The court also agreed with the plaintiffs that the risk factor requirement imposed an undue burden on the choice to have an abortion. The relevant class, the court decided, included all women who had chosen to seek an abortion. Furthermore the court decided the requirement imposed a substantial burden on the right to choose abortion. The law required physicians to search through an impossibly vast universe of medical literature, and imposed liability on them if they failed to find any risk factor mentioned anywhere and disclose that factor to a patient. The law would discourage physicians from performing abortions, and therefore created a substantial burden on the right to choose an abortion. The law was a substantial obstacle to choosing abortion in a “large fraction” of the relevant cases because it would apply to every single abortion and subject physicians to the risk of liability for every single abortion.
Having found that the plaintiffs could likely show that the challenged provisions were unconstitutional, the court found that two subsections of the law could be severed from the unconstitutional sections, but that the rest would be enjoined if remaining requirements for a preliminary injunction could be met.
The court quickly concluded that the plaintiffs risked irreparable harm if they did not receive a preliminary injunction. The court recalled, “Constitutional violations, however brief, are unquestionably irreparable.”
The court also concluded that the plaintiffs risked a greater harm from an improperly withheld injunction than the defendants risked from an improperly granted one.

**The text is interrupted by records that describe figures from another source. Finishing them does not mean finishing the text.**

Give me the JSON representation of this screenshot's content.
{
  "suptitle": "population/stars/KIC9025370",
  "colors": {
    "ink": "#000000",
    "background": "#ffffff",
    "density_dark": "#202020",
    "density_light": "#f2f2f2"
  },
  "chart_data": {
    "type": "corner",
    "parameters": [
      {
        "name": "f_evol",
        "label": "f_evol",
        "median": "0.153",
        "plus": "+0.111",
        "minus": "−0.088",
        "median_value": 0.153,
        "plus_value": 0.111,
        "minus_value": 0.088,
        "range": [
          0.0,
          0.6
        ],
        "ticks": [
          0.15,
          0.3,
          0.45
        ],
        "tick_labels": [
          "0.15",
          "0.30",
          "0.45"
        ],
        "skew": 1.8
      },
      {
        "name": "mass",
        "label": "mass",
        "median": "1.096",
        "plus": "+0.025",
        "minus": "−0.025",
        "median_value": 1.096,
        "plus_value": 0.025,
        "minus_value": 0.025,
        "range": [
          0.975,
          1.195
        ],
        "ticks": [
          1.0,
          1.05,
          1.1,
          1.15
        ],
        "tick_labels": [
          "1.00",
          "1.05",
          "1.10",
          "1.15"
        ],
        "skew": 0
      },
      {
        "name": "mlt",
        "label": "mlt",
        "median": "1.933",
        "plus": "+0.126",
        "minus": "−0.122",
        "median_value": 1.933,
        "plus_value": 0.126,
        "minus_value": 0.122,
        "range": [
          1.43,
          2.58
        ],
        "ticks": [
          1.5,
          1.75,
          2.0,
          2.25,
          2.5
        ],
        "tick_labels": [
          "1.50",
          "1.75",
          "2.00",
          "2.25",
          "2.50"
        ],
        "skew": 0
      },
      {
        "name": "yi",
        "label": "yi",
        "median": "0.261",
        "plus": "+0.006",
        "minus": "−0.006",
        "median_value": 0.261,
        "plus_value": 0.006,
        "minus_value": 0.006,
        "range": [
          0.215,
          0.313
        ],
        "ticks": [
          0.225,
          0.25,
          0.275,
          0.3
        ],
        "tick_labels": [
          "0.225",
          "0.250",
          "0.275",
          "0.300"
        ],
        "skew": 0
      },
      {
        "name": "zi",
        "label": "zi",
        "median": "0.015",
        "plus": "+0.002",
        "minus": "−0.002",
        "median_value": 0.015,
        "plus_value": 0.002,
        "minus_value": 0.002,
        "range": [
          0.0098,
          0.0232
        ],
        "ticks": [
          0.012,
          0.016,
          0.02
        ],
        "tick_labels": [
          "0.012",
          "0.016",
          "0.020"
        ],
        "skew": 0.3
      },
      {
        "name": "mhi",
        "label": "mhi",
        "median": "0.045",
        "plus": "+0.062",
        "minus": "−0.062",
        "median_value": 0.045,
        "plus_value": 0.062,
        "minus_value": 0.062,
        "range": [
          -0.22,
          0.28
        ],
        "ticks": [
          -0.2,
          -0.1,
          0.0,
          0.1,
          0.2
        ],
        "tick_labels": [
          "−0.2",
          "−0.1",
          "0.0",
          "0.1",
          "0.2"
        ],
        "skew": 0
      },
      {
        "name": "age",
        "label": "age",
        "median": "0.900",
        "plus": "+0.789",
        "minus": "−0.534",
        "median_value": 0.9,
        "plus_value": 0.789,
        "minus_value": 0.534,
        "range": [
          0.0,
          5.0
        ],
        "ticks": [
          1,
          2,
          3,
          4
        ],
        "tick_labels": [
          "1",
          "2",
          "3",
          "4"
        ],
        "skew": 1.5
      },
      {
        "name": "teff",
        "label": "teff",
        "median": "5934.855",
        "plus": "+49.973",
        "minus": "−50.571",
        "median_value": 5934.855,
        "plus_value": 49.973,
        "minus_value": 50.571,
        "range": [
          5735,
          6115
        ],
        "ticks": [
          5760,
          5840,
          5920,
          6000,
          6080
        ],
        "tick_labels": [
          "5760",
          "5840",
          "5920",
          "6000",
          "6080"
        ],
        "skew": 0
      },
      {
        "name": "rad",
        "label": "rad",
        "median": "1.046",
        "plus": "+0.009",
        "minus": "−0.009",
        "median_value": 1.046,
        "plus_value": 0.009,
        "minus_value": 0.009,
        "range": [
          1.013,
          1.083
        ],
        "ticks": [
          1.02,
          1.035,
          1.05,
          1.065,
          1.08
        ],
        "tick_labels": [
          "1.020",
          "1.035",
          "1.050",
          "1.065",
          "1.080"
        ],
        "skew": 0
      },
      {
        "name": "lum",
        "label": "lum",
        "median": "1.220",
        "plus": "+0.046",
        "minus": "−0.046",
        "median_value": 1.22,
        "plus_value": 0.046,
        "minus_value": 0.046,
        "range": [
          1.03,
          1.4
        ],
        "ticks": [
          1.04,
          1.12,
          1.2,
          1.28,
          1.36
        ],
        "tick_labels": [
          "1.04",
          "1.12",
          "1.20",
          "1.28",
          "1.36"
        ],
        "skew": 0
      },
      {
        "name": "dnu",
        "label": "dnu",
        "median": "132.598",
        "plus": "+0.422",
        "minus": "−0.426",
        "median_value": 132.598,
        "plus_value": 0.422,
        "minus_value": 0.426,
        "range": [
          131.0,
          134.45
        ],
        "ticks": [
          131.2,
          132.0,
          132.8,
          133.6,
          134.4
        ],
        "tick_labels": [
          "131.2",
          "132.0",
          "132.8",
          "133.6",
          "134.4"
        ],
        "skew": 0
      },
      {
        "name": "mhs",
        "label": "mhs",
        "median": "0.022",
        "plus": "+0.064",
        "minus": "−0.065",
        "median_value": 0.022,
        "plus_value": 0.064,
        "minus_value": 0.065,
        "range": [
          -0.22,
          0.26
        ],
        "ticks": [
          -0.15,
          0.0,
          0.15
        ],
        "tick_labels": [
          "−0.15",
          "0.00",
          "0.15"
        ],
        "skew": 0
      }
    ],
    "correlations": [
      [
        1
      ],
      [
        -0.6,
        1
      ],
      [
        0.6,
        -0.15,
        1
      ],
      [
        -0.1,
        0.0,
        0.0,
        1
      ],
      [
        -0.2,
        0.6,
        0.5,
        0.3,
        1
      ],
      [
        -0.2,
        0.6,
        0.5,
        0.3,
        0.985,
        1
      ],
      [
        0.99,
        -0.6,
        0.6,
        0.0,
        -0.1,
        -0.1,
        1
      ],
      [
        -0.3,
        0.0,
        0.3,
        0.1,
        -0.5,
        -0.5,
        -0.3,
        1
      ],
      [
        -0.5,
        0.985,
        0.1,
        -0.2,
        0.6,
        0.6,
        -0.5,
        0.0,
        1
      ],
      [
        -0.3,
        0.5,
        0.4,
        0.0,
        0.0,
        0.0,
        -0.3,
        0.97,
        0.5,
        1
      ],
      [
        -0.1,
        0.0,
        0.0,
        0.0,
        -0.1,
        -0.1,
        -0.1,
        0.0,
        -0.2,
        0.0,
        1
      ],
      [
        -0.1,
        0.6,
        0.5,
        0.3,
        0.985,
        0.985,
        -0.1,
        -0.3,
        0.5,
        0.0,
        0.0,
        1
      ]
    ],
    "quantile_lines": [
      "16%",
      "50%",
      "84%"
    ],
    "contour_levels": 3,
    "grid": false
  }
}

The plaintiffs risked a violation of the personal liberty interests. The defendants only risked being delayed in carrying out their official duties.
And finally, the court held that the public interest was served by issuing an injunction. The court cited the public interest in protecting the right to choose abortion and the interest in assuring the supremacy of the Constitution. The public interest in enforcing state laws is important, but less so than the interest in protecting the Constitution and the rights it provides. The court entered its order giving a preliminary injunction against the enforcement of South Dakota’s anti-abortion statute.